# Halley's Comet



## MULTIZ321 (May 18, 2009)

- Halley's Comet

Records show that stargazers have been tracking Halley's Comet from as far back as 240 BCE. 

The comet was named for Edmond Halley, who observed it in 1682 and identified it as the same one observed in 1531 and 1607, based on its having the same elements as the previous two. 

He correctly predicted it would return every 75-76 years. The comet — the only periodic comet visible to the naked eye — was seen from Earth as it passed in front of the sun on this date in 1910. 

Seen again in 1985-86, the next perihelion passage of Halley's Comet is expected to be in 2061. 

Quote: "Comets are the nearest thing to nothing that anything can be and still be something." — National Geographic Society, on announcing the discovery of a comet visible only by telescope (1955) 


Richard


----------



## AwayWeGo (May 18, 2009)

*Mark Twain . . .*

 *. . .* came in with Halley's Comet (1835) & went out with Halley's Comet (1910). 

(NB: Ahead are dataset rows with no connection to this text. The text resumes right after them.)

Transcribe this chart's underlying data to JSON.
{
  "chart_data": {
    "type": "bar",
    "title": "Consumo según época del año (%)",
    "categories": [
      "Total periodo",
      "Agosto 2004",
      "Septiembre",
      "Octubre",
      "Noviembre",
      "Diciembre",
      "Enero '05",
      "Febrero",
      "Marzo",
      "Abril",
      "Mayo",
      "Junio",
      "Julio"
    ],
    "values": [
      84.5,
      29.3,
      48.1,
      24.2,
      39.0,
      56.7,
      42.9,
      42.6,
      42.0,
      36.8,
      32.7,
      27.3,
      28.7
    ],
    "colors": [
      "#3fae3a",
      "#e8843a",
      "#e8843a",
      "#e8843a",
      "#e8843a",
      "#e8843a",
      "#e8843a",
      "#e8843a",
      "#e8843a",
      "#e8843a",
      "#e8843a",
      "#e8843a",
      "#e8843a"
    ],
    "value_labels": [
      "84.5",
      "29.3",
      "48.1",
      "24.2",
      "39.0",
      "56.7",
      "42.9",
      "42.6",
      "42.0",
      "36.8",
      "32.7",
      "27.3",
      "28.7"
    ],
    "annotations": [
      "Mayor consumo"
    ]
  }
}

Plus, don't forget Bill Haley & The Comets. 





-- hotlinked --​
-- Alan Cole, McLean (Fairfax County), Virginia, USA.​


----------



## MULTIZ321 (May 18, 2009)

AwayWeGo said:


> *. . .* came in with Halley's Comet (1835) & went out with Halley's Comet (1910).
> 
> Plus, don't forget Bill Haley & The Comets[/URL].
> 
> Alan Cole, McLean (Fairfax County), Virginia, USA.




How timely with the Mark Twain tribute yesterday to the Celebrated Jumping Frog of Calaveras County.

and Now Alan, don't forget this tribute to Bill Haley & his Comets in this previous Tug Thread

Richard


----------



## AwayWeGo (May 18, 2009)

*Roll Them All Up Into 1 Big Ball ?*




MULTIZ321 said:


> How timely with the Mark Twain tribute yesterday to the Celebrated Jumping Frog of Calaveras County.
> 
> and Now Alan, don't forget this tribute to Bill Haley & his Comets in this previous Tug Thread


Maybe you can get the Grand Pro to combine all 3 discussion topics. 

Wouldn't that be something ? 

-- Alan Cole, McLean (Fairfax County), Virginia, USA.​


----------



## Sea Six (May 18, 2009)

I remember seeing the comet back in the 85/86 time frame.  I could see what looked like a bright star, but the tail was not visible because it was pointing away from earth at a bad angle.


----------



## sandesurf (May 18, 2009)

Thanks for the memory...My great-grandfather told me about seeing the comet in 1910, and said that I'd get to see it in my lifetime. Which I did, in1985.


----------



## Don (May 19, 2009)

Sea Six said:


> I remember seeing the comet back in the 85/86 time frame.  I could see what looked like a bright star, but the tail was not visible because it was pointing away from earth at a bad angle.


Since I was a kid I wanted to see it and it was a big disappointment for exactly that reason.  In the 90's I saw one, though, that made up for it.  I think it was Hale-Bopp.(spelling?)


----------